After learning about the fundamentals of US hip-hop, identifying with its spirit of rebellion, these kids saw rap as a way of channelling their own alienation and rage. Then came the realisation among these early gully rappers that rhyming in their own local languages would have a far greater impact.
“People can relate to the dialect,” says Mawali, who recently guested on a track by acclaimed US-born, India-raised, London-based musician Sarathy Korwar. “Words like ‘bantai’ [a colloquial greeting similar in tone to 'bro'] for example. Gully rap is about street life. People are able to relate, and they’re slowly understanding the value of political rap, too. They're exploring more things through hip-hop and their knowledge is increasing.” Mawali talks, too, about how gully rap has empowered India's youth, citing a workshop hosted by political UK rapper Akala as an important moment. “Lots of people went, and Akala said, ‘If you know rap, you know poetry, you know writing.’ Whether it’s an essay or a novel or a film script or an advertisement, you can write. There are lots of opportunities. And rap is a platform. Now, if you go to someone and say you’ve written a song, they’ll listen. Earlier, they’d have laughed, made jokes.”

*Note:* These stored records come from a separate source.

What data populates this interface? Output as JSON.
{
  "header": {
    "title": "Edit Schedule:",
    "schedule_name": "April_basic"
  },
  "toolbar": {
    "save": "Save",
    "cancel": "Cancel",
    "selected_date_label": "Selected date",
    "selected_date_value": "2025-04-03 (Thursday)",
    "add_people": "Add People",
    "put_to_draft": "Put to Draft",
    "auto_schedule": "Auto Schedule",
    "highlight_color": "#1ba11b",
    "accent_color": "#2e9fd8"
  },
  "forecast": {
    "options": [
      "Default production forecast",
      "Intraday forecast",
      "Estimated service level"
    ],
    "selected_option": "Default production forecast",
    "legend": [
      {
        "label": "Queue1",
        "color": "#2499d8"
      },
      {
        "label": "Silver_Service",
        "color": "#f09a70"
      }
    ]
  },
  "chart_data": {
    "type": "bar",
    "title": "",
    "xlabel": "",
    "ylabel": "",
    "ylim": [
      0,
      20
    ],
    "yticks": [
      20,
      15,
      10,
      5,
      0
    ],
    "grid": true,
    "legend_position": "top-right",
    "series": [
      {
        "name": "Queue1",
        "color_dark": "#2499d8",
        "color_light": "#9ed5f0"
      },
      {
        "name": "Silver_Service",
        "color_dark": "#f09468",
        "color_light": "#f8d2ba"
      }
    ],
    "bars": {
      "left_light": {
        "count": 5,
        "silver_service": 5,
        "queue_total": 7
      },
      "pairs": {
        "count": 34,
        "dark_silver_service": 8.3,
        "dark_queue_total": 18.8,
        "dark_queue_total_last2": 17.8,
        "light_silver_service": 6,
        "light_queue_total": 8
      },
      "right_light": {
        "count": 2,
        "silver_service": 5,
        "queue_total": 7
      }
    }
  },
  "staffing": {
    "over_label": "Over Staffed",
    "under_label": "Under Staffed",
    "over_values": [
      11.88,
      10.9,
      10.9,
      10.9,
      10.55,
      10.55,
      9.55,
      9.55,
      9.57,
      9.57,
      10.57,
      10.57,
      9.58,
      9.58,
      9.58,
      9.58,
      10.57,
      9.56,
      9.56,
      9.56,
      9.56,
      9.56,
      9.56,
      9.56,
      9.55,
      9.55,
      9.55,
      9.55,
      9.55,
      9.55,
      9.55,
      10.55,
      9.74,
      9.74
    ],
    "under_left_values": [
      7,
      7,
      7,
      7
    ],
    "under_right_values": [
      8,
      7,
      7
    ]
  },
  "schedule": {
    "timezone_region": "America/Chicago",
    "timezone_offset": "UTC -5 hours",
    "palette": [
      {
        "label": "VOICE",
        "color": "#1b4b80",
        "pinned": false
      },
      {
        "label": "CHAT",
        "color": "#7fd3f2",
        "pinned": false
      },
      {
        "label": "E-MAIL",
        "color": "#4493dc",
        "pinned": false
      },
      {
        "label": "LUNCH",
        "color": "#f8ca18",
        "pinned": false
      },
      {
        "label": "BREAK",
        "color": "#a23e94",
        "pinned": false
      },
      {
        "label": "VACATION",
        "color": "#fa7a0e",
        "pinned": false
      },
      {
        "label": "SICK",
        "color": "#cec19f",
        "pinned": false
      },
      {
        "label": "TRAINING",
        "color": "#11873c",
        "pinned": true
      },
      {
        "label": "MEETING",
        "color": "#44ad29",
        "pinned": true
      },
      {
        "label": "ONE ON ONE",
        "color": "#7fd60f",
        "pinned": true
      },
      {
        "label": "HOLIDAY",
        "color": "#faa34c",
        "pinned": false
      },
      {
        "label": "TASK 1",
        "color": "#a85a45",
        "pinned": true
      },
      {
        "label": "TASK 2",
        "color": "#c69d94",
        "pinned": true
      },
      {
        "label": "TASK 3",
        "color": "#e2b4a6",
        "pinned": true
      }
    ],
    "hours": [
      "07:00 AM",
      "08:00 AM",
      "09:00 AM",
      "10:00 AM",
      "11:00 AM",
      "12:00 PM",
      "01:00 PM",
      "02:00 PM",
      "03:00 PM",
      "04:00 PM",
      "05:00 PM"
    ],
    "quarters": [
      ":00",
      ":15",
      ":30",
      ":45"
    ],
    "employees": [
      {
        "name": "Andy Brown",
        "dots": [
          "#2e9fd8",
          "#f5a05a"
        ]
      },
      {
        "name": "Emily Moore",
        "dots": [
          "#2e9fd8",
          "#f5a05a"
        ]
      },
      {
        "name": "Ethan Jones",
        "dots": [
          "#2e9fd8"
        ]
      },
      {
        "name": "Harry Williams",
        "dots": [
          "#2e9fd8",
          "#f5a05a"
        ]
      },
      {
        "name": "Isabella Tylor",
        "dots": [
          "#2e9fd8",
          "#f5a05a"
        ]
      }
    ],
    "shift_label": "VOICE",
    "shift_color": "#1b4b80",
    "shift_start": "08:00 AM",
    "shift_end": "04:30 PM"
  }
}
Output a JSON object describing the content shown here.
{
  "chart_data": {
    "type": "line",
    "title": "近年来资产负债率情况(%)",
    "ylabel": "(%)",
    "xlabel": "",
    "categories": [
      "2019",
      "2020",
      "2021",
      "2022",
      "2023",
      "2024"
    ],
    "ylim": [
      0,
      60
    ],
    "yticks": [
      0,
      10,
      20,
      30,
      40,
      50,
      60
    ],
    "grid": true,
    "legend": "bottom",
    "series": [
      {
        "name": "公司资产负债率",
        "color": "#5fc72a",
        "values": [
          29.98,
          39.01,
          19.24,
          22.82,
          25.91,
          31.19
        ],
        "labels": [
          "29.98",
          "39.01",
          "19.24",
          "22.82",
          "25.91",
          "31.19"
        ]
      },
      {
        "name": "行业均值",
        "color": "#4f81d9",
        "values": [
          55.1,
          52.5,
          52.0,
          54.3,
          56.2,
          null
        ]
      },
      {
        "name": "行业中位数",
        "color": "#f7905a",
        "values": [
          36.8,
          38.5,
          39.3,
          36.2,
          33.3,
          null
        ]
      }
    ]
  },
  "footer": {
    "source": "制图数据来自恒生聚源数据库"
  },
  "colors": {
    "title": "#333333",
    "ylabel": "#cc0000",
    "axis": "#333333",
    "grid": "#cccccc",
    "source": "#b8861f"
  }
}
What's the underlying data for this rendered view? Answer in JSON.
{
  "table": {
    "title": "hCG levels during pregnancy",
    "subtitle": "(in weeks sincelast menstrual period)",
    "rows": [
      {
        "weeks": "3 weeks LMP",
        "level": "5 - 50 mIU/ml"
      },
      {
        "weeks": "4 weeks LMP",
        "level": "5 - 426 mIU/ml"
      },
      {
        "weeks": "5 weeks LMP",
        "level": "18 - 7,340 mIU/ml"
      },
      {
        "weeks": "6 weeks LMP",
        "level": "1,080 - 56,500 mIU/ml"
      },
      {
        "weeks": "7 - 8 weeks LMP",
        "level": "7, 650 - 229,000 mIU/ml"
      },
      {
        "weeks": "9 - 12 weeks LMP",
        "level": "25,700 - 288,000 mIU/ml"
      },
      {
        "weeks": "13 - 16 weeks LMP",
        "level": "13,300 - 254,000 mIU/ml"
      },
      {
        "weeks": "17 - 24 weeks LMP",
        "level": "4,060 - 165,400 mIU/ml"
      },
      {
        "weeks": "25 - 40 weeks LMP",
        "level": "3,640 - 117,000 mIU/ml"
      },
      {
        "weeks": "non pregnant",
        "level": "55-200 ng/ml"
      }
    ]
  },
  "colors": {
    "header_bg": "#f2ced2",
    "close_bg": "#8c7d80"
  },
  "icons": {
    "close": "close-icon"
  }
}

Impoverished areas like Mumbai’s Dharavi, one of Asia’s largest slums, have always been a hotbed of hip-hop, but the mainstream focus on gully rap and stars like DIVINE is helping transform these places. Sameer Inamdar is a young rapper from Dharavi who goes by the pseudonym Rapture and raps about burning socio-political issues. He tells us about the important role played in the area by gully rap pioneers SlumGods and Tony Sebastian, who mentor other young rappers. Hip-hop has, he believes, liberated the youth.
“Basically, DIVINE and Naezy’s rise was proof, hope for all the rappers in Mumbai,” says Rapture. “Like: hey bro, we won’t always be underground, people are listening, there is an audience out there, we just have to work hard enough to reach them. Brands are now conscious about rap, record labels are interested…”
Rapture has no time, however, for newer artists who've forgotten the roots of gully rap and the socio-political impact it can have. “Rap comes from rebellion,” he says. “It comes from a place of oppression, rage, emotions and struggles. Some people have started doing it because it’s trendy to rap about your struggles. If want to become a voice, then don’t pretend. But this happens to a lot of movements – they get picked up and the essence fades away.”
Whatever the future holds, though, gully rap is on fire right now. DIVINE is on the cusp of global stardom, while Naezy, after a brief hiatus, has made a comeback. There are new scenes sprouting up all over the country as kids discover the value of their words. Young India has realised that hip-hop is a weapon, a voice for the voiceless.